Here’s an example code snippet that demonstrates how to set the flags mentioned above:
```python
import tensorrt as trt

Create a TensorRT builder

builder = trt.Builder(trt.Logger())

Set the flags

builder.set_flag(trt.BuilderFlag.kDISABLE_LAYER_FUSION)
builder.set_flag(trt.BuilderFlag.kSTRICT_TYPES)
builder.set_flag(trt.BuilderFlag.kFP16)
builder.set_flag(trt.BuilderFlag.kQUANTIZE_WEIGHTS)

Create a TensorRT engine

engine = builder.build_engine(network)
```
If none of these suggestions resolve the issue, please provide more details about your model, environment, and code, and I’ll do my best to help you troubleshoot the problem.

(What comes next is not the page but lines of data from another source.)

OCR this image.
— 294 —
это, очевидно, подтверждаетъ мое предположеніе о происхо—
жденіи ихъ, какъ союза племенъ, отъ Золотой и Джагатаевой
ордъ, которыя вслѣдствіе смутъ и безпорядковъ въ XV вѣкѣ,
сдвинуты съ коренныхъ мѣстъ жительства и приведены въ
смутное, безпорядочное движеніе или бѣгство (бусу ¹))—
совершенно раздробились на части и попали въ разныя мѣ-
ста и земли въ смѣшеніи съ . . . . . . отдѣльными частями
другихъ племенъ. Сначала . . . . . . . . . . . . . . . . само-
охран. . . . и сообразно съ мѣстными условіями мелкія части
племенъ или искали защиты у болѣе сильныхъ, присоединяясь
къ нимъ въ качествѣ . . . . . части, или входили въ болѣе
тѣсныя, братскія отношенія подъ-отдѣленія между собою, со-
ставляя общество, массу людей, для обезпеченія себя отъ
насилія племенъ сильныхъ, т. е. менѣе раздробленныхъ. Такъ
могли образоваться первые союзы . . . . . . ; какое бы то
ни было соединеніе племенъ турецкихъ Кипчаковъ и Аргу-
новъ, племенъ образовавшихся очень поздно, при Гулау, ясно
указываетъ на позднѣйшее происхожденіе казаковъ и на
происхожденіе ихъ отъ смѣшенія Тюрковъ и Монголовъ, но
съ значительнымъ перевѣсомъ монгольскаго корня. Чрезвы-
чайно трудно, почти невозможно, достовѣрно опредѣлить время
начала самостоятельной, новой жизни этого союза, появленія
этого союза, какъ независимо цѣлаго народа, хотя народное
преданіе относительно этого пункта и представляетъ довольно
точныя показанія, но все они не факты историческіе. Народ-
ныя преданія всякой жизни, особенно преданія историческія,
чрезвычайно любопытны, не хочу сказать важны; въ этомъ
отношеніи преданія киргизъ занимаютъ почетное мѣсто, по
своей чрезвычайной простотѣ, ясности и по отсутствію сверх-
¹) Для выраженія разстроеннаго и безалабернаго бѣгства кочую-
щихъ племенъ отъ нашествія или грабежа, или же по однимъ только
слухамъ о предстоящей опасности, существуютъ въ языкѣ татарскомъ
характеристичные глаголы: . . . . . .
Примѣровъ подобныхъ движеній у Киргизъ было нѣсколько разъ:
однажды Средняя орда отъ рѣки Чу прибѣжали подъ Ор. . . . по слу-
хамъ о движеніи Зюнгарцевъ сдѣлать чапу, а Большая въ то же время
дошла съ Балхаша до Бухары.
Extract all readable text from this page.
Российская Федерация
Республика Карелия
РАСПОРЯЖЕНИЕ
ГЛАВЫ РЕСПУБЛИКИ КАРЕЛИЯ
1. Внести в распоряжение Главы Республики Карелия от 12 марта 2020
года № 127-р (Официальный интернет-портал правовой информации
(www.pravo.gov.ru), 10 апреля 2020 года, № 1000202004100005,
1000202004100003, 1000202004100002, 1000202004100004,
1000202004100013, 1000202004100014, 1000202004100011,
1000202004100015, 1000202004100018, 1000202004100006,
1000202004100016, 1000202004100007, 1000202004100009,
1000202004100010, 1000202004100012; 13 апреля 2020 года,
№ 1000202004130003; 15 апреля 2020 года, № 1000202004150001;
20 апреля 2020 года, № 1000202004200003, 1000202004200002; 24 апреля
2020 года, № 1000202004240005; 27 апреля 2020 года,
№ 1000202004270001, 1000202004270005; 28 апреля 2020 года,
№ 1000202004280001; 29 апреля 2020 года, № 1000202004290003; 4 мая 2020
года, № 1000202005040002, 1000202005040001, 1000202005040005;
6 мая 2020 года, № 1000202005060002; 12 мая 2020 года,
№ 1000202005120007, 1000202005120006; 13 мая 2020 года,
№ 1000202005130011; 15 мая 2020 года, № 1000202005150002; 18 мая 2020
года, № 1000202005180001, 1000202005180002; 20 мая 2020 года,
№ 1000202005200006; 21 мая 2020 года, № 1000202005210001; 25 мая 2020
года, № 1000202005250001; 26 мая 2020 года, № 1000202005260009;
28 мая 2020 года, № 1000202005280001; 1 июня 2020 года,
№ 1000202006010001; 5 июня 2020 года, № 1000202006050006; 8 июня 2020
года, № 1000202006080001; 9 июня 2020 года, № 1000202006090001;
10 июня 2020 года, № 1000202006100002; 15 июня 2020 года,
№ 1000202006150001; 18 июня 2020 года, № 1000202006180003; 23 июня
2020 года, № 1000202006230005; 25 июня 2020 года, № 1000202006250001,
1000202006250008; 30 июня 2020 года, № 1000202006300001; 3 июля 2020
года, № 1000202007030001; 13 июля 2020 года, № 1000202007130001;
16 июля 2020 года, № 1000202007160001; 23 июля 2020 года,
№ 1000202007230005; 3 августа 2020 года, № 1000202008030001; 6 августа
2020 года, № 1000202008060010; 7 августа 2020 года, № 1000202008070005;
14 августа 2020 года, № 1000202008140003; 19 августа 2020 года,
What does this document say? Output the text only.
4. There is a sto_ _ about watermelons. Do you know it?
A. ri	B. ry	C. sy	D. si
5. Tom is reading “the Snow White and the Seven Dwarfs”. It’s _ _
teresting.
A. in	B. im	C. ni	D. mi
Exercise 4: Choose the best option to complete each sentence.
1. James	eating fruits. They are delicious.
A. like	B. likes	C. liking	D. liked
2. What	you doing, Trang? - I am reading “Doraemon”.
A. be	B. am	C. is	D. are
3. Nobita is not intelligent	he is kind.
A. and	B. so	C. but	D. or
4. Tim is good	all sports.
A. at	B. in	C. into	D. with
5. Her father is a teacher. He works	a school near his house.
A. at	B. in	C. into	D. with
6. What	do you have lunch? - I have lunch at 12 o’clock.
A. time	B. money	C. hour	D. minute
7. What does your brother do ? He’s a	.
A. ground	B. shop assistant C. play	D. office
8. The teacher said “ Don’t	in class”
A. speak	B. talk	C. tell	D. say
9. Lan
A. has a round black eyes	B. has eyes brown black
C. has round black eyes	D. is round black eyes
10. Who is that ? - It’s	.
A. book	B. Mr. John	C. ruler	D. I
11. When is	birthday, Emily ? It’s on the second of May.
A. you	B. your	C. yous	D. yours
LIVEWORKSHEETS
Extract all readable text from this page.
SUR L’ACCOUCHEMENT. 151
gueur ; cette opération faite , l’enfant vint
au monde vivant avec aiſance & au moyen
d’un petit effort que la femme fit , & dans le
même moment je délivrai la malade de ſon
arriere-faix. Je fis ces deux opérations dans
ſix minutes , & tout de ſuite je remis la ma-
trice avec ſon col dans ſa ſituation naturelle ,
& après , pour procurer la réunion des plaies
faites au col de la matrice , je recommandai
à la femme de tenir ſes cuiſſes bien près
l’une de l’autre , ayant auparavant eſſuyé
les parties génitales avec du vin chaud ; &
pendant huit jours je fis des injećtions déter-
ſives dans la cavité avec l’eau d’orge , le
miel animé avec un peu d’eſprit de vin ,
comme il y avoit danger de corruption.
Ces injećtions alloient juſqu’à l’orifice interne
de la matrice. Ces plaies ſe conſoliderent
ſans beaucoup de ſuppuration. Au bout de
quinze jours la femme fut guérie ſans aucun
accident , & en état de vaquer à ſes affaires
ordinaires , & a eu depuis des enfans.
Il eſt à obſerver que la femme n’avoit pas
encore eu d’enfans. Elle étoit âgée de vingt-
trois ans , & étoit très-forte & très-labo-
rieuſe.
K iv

Thank you so much for your reply.

I tried all of setflags you suggested to check if they affect the behavior of the FC layer,
but there were still some issues.

Layer fusion

  • config.set_flag(trt.BuilderFlag.kDISABLE_LAYER_FUSION)
    • → AttributeError: type object ‘tensorrt.tensorrt.BuilderFlag’ has no attribute ‘kDISABLE_LAYER_FUSION’
  • changed ‘kDISABLE_LAYER_FUSION’ to ‘DISABLE_LAYER_FUSION’, but got same error

Kernel selection

  • config.set_flag(trt.BuilderFlag.kSTRICT_TYPES)
    • → AttributeError: type object ‘tensorrt.tensorrt.BuilderFlag’ has no attribute ‘kSTRICT_TYPES’
  • changed ‘kSTRICT_TYPES’ to ‘STRICT_TYPES’, but got same error.

Numerical precision

  • config.set_flag(trt.BuilderFlag.kFP16)
    • → AttributeError: type object ‘tensorrt.tensorrt.BuilderFlag’ has no attribute ‘kFP16’. Did you mean: ‘FP16’?
  • changed ‘kFP16’ to ‘FP16’, and got gender result below, which is nearly same with previous result.
    • array([0.94433594, -0.46850586], dtype=float32)

Weight quantization

  • config.set_flag(trt.BuilderFlag.kQUANTIZE_WEIGHTS)
    • → AttributeError: type object ‘tensorrt.tensorrt.BuilderFlag’ has no attribute 'kQUANTIZE_WEIGHTS’
  • Changed ‘kQUANTIZE_WEIGHTS’ to ‘QUANTIZE_WEIGHTS’, but got same error.

Also, the builderflags you mentioned do not exist in the official document (IBuilderConfig — NVIDIA TensorRT Standard Python API Documentation 10.3.0 documentation).

It would be very appreciate if you help me troubleshoot this issue.